Python threading and multiprocessing basics

Concurrency in Python

Python has a GIL (Global Interpreter Lock) that prevents true parallel thread execution for CPU work. Threads are effective for I/O-bound tasks; processes bypass the GIL for CPU-bound work.

import threading
import time

def worker(name, delay):
    time.sleep(delay)
    print(f"{name} done")

t1 = threading.Thread(target=worker, args=("A", 1))
t2 = threading.Thread(target=worker, args=("B", 2))

t1.start(); t2.start()
t1.join();  t2.join()  # wait for both
print("All done")

ThreadPoolExecutor (recommended)

from concurrent.futures import ThreadPoolExecutor

urls = ["url1", "url2", "url3"]

def fetch(url):
    time.sleep(0.5)  # simulate I/O
    return f"fetched {url}"

with ThreadPoolExecutor(max_workers=3) as pool:
    results = list(pool.map(fetch, urls))
print(results)

Multiprocessing

from concurrent.futures import ProcessPoolExecutor

def cpu_task(n):
    return sum(i**2 for i in range(n))

with ProcessPoolExecutor() as pool:
    results = list(pool.map(cpu_task, [10**6]*4))

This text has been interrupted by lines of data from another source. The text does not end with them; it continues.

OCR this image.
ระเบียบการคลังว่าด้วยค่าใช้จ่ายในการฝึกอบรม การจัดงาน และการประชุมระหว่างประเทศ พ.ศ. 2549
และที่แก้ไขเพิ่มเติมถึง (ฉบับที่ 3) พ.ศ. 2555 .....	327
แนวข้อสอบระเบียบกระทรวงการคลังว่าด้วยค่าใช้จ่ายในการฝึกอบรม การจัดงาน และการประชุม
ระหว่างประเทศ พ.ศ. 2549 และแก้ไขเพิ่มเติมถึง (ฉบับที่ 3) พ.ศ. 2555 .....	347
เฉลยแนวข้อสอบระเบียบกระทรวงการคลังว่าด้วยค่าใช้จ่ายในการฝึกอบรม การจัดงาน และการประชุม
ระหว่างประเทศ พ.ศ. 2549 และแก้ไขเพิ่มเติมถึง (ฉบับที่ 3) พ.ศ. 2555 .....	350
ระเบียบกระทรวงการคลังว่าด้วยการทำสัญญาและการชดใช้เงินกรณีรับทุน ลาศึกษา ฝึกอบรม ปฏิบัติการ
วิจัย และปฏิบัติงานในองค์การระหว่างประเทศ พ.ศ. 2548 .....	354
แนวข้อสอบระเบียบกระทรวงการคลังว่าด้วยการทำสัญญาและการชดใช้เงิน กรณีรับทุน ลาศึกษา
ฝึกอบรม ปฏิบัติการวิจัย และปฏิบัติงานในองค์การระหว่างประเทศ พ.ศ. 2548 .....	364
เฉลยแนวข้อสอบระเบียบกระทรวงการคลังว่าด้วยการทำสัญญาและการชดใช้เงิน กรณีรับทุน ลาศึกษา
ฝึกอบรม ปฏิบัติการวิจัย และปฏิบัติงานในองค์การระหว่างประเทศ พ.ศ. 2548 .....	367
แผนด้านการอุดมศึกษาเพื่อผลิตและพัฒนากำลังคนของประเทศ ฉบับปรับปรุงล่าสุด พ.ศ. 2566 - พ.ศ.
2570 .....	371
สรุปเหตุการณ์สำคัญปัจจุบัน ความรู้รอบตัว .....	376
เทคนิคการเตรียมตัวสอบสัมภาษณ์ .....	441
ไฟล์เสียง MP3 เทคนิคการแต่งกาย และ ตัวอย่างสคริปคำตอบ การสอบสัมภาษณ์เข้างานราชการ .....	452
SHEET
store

Use ThreadPoolExecutor for network/file I/O and ProcessPoolExecutor for CPU-heavy computation. Both are cleaner and safer than managing threads or processes manually.

Concurrency is a broad topic — Python offers threads, processes, and coroutines (asyncio), each suited to different problems. For I/O-bound work with existing synchronous libraries, threads are the pragmatic choice. For CPU-intensive computations like image processing or numerical work, processes are necessary to bypass the GIL. For high-concurrency I/O with thousands of simultaneous connections (web servers, chat systems), asyncio is the most efficient approach. concurrent.futures provides a consistent API for both threads and processes, making it easy to swap between them as requirements change.